Freud’s Italian disciple, Weiss, came to him to ask for supervision for a case of an impotent patient. The patient’s problem had first arisen after his wife’s suicide. In order to calm Weiss’s therapeutic ardour, Freud begins by insisting that he take his time. The root of the conflict turns out to be the subject’s relation to his father for whom, it seems, his wife is a substitute. According to Freud, the patient’s impotence is a consequence of his “fixed renunciation of women” (Weiss, p. 35). Faced with a subject who cannot connect with woman, Freud advises Weiss to discourage this patient from resorting to substitute satisfactions in the form of masturbation or prostitutes. There should be “no attempt to burden him with our more liberal opinions about sexual intercourse” (p. 36). In fact, Freud sees in this man a problem that is not sexual, but, instead, “moral”, since the symptom is linked to remorse and repentance. Since nothing can be done in absentia or in effigie, this state of tension should be maintained in order to be able to analyse it.

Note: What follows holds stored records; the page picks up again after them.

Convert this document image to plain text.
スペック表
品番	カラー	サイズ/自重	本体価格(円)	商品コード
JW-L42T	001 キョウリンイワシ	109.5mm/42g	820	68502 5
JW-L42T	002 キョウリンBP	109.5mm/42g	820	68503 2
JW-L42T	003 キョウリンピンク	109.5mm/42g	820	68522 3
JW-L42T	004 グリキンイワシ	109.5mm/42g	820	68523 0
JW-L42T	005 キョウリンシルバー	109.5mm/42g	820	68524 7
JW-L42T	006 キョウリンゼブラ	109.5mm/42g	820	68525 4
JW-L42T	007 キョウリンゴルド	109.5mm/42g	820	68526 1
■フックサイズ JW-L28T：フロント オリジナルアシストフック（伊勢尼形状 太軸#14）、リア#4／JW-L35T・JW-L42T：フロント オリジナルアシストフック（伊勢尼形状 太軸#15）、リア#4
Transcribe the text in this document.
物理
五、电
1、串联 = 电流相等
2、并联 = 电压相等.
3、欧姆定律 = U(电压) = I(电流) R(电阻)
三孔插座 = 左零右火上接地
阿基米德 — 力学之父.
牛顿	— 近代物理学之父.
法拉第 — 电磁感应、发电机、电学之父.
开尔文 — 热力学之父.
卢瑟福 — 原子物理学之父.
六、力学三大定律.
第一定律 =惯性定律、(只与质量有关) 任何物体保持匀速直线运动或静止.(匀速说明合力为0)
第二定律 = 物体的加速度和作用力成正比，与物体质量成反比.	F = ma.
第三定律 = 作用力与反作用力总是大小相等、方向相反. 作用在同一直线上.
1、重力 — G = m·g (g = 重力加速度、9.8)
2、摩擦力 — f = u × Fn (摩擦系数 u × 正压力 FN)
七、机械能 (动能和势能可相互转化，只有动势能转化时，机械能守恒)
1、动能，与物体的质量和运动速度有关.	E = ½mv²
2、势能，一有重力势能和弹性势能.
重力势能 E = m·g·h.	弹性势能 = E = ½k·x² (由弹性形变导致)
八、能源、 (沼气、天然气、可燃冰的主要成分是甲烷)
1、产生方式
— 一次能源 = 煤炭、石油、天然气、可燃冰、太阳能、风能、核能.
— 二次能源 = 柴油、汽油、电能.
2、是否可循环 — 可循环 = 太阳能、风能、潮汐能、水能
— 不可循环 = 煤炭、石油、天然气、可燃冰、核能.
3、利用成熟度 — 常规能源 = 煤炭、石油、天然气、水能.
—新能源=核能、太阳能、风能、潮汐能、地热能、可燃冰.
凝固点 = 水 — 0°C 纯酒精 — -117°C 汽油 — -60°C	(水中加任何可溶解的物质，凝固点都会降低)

The accent here has been displaced from the Oedipal conflict to a conflict with the superego. Weiss’s impotent patient is not described according to the precepts of Freud’s 1910 text, “Contributions to the Psychology of Love”, in which a woman, as a representative of the mother in the unconscious, short-circuits desire, instead of being its object (see Freud, “A Special Type of Choice of Object”). It would thus be the barrier of incest that renders desire impotent. In Weiss’s case, it is, instead, the subject’s inability to consider woman as anything other than a Name-of-the-Father that bars the way to desire. Inhibition is no longer motivated by a fixation on the mother, but by an intense fixation on the father.

As in the cases mentioned earlier, Freud suggests that the subject is resigned to avoiding woman, and consequently invites him to confront the object of his desire.

Notes

1.The expression is Lacan’s: it is justified by Freud’s thesis that the analyst should abstain from making any synthesis. See, for instance, Freud’s letter to Pfister dated 9 October 1918: “In the technique of psycho-analysis there is no need of any special synthetic work; the individual does that for himself better than we can” (Meng & Freud, p. 62).

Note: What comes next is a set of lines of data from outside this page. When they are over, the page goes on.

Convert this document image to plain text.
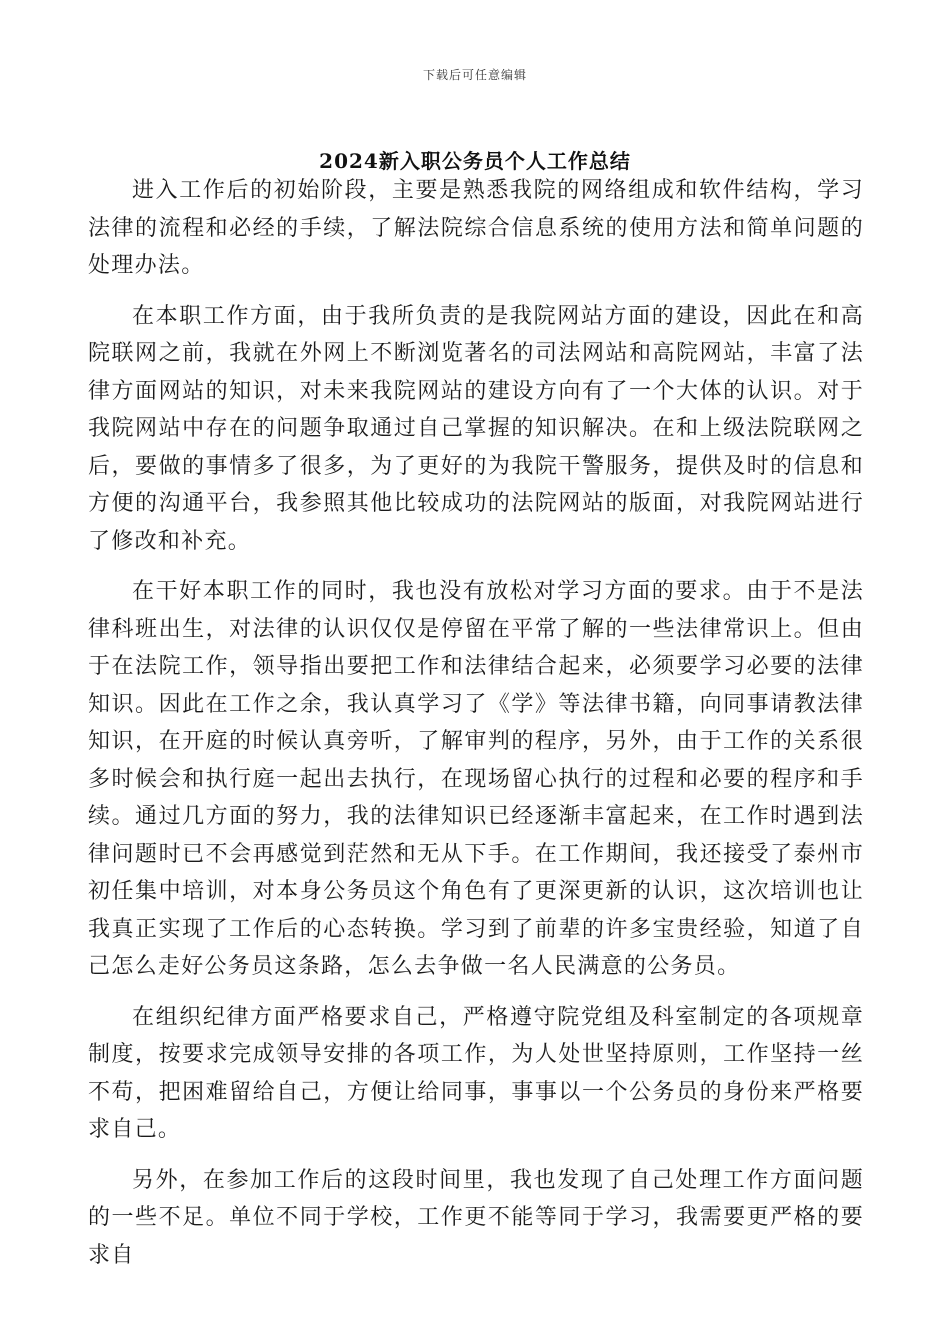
下载后可任意编辑
2024新入职公务员个人工作总结

进入工作后的初始阶段，主要是熟悉我院的网络组成和软件结构，学习法律的流程和必经的手续，了解法院综合信息系统的使用方法和简单问题的处理办法。

在本职工作方面，由于我所负责的是我院网站方面的建设，因此在和高院联网之前，我就在外网上不断浏览著名的司法网站和高院网站，丰富了法律方面网站的知识，对未来我院网站的建设方向有了一个大体的认识。对于我院网站中存在的问题争取通过自己掌握的知识解决。在和上级法院联网之后，要做的事情多了很多，为了更好的为我院干警服务，提供及时的信息和方便的沟通平台，我参照其他比较成功的法院网站的版面，对我院网站进行了修改和补充。

在干好本职工作的同时，我也没有放松对学习方面的要求。由于不是法律科班出生，对法律的认识仅仅是停留在平常了解的一些法律常识上。但由于在法院工作，领导指出要把工作和法律结合起来，必须要学习必要的法律知识。因此在工作之余，我认真学习了《学》等法律书籍，向同事请教法律知识，在开庭的时候认真旁听，了解审判的程序，另外，由于工作的关系很多时候会和执行庭一起出去执行，在现场留心执行的过程和必要的程序和手续。通过几方面的努力，我的法律知识已经逐渐丰富起来，在工作时遇到法律问题时已不会再感觉到茫然和无从下手。在工作期间，我还接受了泰州市初任集中培训，对本身公务员这个角色有了更深更新的认识，这次培训也让我真正实现了工作后的心态转换。学习到了前辈的许多宝贵经验，知道了自己怎么走好公务员这条路，怎么去争做一名人民满意的公务员。

在组织纪律方面严格要求自己，严格遵守院党组及科室制定的各项规章制度，按要求完成领导安排的各项工作，为人处世坚持原则，工作坚持一丝不苟，把困难留给自己，方便让给同事，事事以一个公务员的身份来严格要求自己。

另外，在参加工作后的这段时间里，我也发现了自己处理工作方面问题的一些不足。单位不同于学校，工作更不能等同于学习，我需要更严格的要求自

2.Freud also tempers the therapeutic ardour of Smiley Blanton, an American in supervision in 1935: “You are perhaps too anxious about your patients.” He adds that “You must let them drift. Let them work out their own salvation” (Blanton, p. 76).

3.Freud writes to Ferenczi: “I lack that passion for helping” (Jones, 1955, p. 496).

4.“The ego treats recovery itself as a new danger” (“Analysis Terminable and Interminable”, p. 254).